Photo by Stephanie Peltner

Photo by Stephanie Peltner


Should I sign up during my Tele-BEARS appointment for all my language classes?
Yes, please, if at all possible. It would really help you to get the sections you want because some of them fill up fast. And you would help us determine where more sections are needed. So do yourself and us a favor and use your Tele-BEARS appointment!

What happens if I missed Tele-BEARS and want to register at the last minute for a German course?
Just go to the section on the first day of classes and see if it’s full. If it is, talk to the instructor about what options you might have. If you get into the class, remember that it’s your responsibility to add the course through the registrar by the deadline.

How do I find out where and when a language course is taught?
Well, you have three options: 1) you may check our fall, spring, or summer course pages, or go directly to the Online Schedule of Classes; 2) you may stop by the department (5th floor Dwinelle/level E) and check the listings posted outside of the office at Dwinelle 5311; or 3) call the department office at (510) 643-2004. You can also check the printed University Schedule of Classes, but be aware that there are occasionally last-minute location changes which are not reflected in the printed schedule, so options 1 and 2 are your best bet.

What if I can’t find the class where I thought it was going to meet?
Sorry! Sometimes room assignments have to be changed at the last minute.
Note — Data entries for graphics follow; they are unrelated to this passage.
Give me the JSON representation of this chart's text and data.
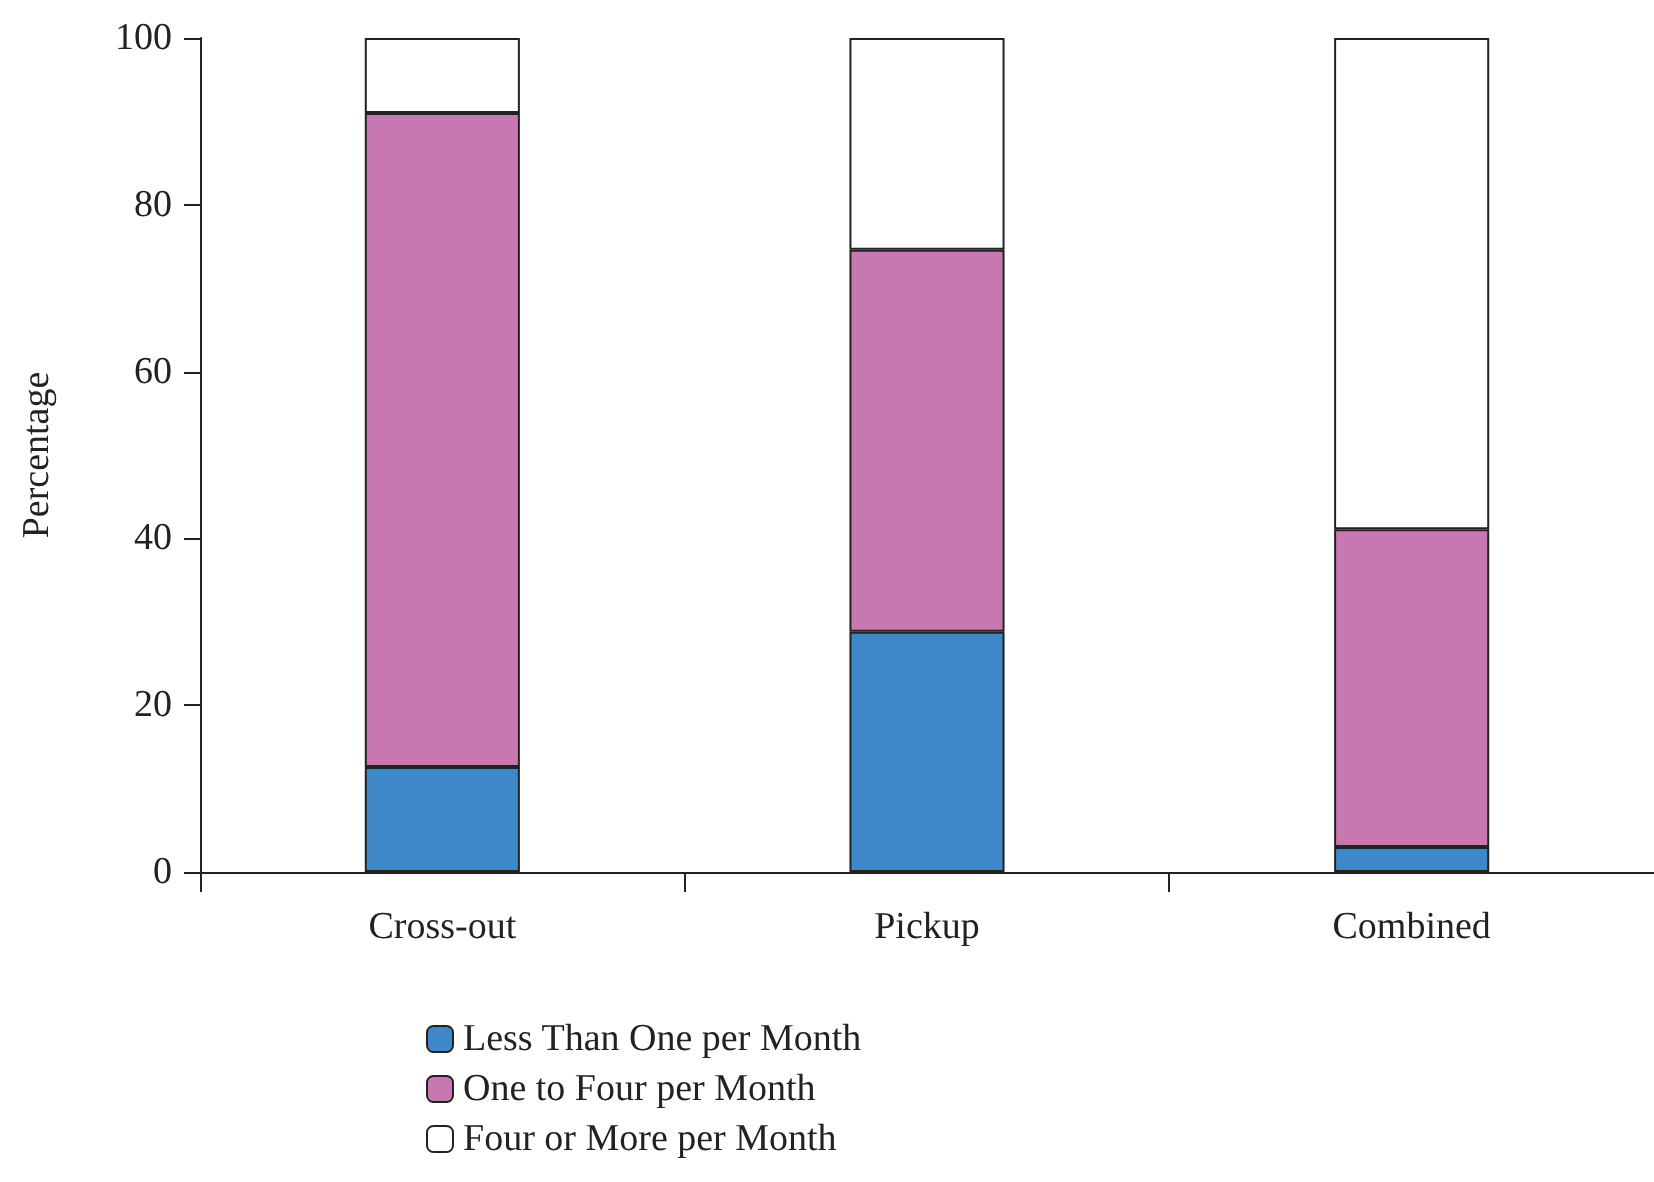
{
  "chart_data": {
    "type": "bar",
    "stacked": true,
    "ylabel": "Percentage",
    "categories": [
      "Cross-out",
      "Pickup",
      "Combined"
    ],
    "series": [
      {
        "name": "Less Than One per Month",
        "color": "#3f88c8",
        "values": [
          12.6,
          28.8,
          3.0
        ]
      },
      {
        "name": "One to Four per Month",
        "color": "#c878b0",
        "values": [
          78.4,
          45.8,
          38.1
        ]
      },
      {
        "name": "Four or More per Month",
        "color": "#ffffff",
        "values": [
          9.0,
          25.4,
          58.9
        ]
      }
    ],
    "ylim": [
      0,
      100
    ],
    "yticks": [
      0,
      20,
      40,
      60,
      80,
      100
    ],
    "grid": false,
    "legend": "bottom left"
  }
}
You can get the latest info on the class location by checking the Online Schedule of Classes website, by stopping by the department (5th floor of Dwinelle Hall) and checking the listings posted outside of the office at Dwinelle 5311, or by calling the department office at (510) 643-2004.

Do I really have to go to every class during the first week?
Ja, du musst. (Yes, you must.) No exceptions. Otherwise you risk losing your spot in the class. And guess what? We expect you to go to every class during the semester unless you have a really good excuse.

Where do I go to practice my German?
You may consider taking one of the upper division courses offered in German. You could also enroll in our conversation class, German 40. For extracurricular fun, go to the weekly Stammtisch or Kaffeeklatsch, which meet every week during the semester. Check our Events listings for more information.

If my German final overlaps with another exam, what do I do?

Each semester we schedule an alternate final date for our German 1, 2, and 3 sections to accommodate students with exam conflicts. Please talk to your instructor for more information.

Can I retake German 4 because I forgot most of it?
You may only repeat German 4 for credit if you received a grade of D+, D, D-, F, NP, or U the first time. If you want to refresh your German, consider taking German 45: Intensive Grammar Review (3 units) and/or German 40: Conversation (2 units).

Can I study in Germany and still be done in four years?
Go study abroad for a semester or a year! You can study almost any subject in Germany and make normal progress toward your major. All your credits are transferable, and you save money overall thanks to scholarships and the low housing cost there. Currently it costs about $2,000 to 4,000 LESS for the twelve-month program in Göttingen than for the nine-month academic year at Berkeley (and that includes airfare)! There is now even an Education Abroad Program in Germany which requires no previous knowledge of German at all. Check our Study Abroad section to explore your options.

How can I use my BA in German?
If you don’t want to attend graduate school, you can apply for jobs in international and global companies; you can work for a transatlantic organization, teach, do translations and much more. Have a look at the Career Center’s web page about International Careers.

Why does the German Department offer courses in English?
The German Department is more than a language department—we offer courses that provide a solid liberal arts major. Several courses on German philosophy, intellectual and cultural history, contemporary history, and film do not require knowledge of German. Although our major requires six upper-division courses taught in German, we also count four courses in English on German topics, offered either in our department or in affiliated departments. PLEASE CONSULT THE UNDERGRADUATE ADVISER ABOUT COURSES THAT COUNT TOWARD YOUR MAJOR.

How large are classes in the German Department?
Our language classes have between twelve and twenty students each; our literature classes have about ten to fifteen students each, and our “big” courses are limited to no more than fifty students per course. And with the exception of language classes, all of our courses are taught by regular Berkeley faculty.